На этом придумки Пугачёвой не кончились. В другой раз она решила сделать из брата… девчонку. Его переодели в платье, наложили макияж, на голову водрузили мочалку, должную заменить парик. И в таком виде Пугачёва отправила братца к своему тогдашнему кавалеру — студенту МАИ Диме Страусову — под видом своей городской подруги Нельки. Студент минут пять общался с гостьей, но так и не раскрыл мистификации: так искусно был закамуфлирован Евгений (ему даже полотенце под платье запихнули, чтобы имитировать грудь). Потом уже сам мистификатор не выдержал и раскрыл себя. Но история на этом не закончилась.

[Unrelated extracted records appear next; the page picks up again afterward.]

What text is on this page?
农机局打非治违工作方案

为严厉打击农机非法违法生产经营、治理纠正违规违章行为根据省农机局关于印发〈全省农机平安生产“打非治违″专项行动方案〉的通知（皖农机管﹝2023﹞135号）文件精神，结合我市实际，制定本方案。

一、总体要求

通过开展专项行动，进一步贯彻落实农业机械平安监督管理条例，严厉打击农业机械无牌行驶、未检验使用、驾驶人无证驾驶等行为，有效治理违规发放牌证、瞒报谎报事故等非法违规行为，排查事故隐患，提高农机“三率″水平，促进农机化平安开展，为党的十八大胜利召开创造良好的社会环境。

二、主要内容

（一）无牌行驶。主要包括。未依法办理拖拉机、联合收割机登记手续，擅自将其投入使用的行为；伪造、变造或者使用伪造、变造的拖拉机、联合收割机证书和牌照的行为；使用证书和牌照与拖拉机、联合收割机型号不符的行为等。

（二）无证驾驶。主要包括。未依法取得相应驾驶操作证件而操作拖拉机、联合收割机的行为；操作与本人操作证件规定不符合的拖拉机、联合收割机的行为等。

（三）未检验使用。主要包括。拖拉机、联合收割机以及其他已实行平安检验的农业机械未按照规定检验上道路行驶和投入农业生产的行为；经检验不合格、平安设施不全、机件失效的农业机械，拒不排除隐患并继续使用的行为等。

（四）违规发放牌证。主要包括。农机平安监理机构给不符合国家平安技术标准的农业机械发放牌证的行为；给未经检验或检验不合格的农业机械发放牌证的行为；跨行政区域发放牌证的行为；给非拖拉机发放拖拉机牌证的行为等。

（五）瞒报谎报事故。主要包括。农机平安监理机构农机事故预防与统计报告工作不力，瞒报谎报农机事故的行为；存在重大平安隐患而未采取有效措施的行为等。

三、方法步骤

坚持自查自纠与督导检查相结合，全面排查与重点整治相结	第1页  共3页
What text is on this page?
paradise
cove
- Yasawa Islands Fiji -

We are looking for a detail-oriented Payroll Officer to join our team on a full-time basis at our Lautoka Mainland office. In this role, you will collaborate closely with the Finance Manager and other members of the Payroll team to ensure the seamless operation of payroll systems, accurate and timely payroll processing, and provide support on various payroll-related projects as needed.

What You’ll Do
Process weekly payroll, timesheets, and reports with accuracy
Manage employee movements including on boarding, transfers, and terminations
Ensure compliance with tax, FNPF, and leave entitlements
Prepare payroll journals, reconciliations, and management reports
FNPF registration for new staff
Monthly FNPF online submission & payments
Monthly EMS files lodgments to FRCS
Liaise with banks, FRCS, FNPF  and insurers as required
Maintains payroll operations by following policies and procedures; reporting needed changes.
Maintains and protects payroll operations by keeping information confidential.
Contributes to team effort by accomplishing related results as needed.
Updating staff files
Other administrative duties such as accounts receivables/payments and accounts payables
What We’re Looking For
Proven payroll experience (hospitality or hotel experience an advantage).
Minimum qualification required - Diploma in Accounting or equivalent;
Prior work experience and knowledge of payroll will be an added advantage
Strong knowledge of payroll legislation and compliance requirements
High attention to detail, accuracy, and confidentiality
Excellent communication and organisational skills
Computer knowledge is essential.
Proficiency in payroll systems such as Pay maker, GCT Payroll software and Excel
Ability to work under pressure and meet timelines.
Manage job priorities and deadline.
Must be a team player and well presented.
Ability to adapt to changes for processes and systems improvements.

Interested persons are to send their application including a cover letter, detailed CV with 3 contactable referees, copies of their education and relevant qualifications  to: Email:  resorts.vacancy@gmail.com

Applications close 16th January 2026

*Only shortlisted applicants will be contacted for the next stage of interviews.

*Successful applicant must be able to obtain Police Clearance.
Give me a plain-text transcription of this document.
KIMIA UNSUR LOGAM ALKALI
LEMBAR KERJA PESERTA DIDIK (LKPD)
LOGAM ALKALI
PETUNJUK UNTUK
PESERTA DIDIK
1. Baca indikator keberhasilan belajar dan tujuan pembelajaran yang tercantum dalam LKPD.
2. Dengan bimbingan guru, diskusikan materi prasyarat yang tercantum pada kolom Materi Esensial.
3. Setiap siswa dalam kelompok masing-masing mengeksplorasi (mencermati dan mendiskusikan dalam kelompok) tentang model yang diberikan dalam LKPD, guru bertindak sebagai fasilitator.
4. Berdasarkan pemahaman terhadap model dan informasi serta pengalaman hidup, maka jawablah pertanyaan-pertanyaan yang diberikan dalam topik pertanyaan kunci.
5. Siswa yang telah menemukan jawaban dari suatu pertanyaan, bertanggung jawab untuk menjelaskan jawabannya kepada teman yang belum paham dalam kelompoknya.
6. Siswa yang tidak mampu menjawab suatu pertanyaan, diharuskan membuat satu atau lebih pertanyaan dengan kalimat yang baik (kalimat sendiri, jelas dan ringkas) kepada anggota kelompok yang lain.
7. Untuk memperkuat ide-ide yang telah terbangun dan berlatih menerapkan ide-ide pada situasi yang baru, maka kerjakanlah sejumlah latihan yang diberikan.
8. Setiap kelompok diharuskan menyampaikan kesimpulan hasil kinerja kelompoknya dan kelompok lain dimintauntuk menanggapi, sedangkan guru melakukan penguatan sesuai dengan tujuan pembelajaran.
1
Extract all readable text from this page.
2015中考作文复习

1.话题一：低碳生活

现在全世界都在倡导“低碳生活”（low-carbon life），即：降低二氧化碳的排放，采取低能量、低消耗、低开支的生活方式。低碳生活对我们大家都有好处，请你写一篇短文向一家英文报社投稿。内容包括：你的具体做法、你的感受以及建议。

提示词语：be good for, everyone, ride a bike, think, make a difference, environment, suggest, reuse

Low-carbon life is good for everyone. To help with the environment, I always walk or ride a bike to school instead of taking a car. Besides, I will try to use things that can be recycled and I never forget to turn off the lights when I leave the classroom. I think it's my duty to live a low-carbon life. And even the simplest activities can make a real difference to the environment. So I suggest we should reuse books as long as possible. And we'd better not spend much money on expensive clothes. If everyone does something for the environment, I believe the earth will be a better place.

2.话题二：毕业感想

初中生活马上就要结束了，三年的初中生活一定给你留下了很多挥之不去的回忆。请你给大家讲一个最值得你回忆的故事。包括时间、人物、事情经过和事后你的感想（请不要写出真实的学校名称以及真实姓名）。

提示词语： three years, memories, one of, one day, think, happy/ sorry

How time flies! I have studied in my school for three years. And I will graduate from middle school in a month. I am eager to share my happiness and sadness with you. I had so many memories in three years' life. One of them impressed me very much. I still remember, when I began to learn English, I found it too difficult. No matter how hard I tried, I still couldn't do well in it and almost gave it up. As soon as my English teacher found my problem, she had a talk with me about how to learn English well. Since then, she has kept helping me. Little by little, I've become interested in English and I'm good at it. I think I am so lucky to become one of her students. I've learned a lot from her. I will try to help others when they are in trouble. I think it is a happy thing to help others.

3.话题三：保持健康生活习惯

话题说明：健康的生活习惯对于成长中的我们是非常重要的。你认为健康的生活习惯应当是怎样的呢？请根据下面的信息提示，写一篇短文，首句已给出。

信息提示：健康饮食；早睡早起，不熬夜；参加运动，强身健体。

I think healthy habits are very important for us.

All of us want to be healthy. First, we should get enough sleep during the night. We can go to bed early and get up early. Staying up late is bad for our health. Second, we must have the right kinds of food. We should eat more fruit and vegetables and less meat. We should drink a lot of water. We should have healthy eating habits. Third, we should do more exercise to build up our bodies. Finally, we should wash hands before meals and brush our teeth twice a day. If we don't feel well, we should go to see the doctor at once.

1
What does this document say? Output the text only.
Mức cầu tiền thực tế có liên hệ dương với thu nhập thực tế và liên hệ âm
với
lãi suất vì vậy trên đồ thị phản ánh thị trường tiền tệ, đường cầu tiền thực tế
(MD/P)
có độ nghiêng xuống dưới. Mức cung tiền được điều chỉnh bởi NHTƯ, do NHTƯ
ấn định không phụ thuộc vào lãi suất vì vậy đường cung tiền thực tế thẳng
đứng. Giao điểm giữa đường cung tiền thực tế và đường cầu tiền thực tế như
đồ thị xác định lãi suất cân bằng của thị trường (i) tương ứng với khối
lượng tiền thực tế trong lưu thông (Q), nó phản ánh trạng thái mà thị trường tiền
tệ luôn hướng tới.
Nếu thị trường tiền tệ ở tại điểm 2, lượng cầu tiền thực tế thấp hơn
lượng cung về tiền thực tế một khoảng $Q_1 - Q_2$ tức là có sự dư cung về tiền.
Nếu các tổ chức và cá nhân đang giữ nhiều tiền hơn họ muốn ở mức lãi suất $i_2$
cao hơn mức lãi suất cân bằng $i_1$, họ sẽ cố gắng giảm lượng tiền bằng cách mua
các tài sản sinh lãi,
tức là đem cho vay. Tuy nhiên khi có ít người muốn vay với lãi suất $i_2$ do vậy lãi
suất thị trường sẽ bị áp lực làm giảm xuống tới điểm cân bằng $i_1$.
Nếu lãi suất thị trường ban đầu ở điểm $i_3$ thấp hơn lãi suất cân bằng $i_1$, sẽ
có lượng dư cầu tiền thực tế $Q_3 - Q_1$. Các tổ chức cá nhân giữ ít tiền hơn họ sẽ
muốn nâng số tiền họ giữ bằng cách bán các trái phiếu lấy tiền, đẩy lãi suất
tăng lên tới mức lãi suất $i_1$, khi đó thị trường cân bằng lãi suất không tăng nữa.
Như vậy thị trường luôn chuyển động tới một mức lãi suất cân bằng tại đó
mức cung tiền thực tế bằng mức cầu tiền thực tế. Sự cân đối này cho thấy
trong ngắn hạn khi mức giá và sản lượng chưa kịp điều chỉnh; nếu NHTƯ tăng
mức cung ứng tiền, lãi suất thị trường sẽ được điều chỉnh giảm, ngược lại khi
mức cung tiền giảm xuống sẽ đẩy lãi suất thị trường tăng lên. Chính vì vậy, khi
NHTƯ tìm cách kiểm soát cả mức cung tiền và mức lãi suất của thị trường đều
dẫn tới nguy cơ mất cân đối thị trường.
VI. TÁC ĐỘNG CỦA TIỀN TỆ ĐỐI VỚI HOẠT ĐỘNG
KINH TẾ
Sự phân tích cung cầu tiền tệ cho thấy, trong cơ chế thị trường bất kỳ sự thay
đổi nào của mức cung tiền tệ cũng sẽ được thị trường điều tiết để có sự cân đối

Пока её брат общался со студентом, Алла успела сходить к деревенским ребятам и нажаловалась им на свою подругу: дескать, не успела приехать, а уже отбивает у неё парня. Ребята приняли её беду очень близко к сердцу. И отправились «учить» заезжую вертихвостку уму-разуму. Вот как об этом вспоминает сам Евгений: «И вот мы идём — на повороте стот человек двенадцать. Одни отозвали Диму якобы по делу, а другие схватили меня и куда-то потащили. Я отбрыкиваюсь, кричу:

— Ребята, да вы что? Я, может, ещё удивить вас хочу.

— О, давай, удивляй! — заорали они.

Тут я косынку снимаю вместе с мочалкой.

Сначала была просто настоящая немая сцена. А потом мы все хохотали как сумасшедшие. Алла, конечно, радовалась больше всех…»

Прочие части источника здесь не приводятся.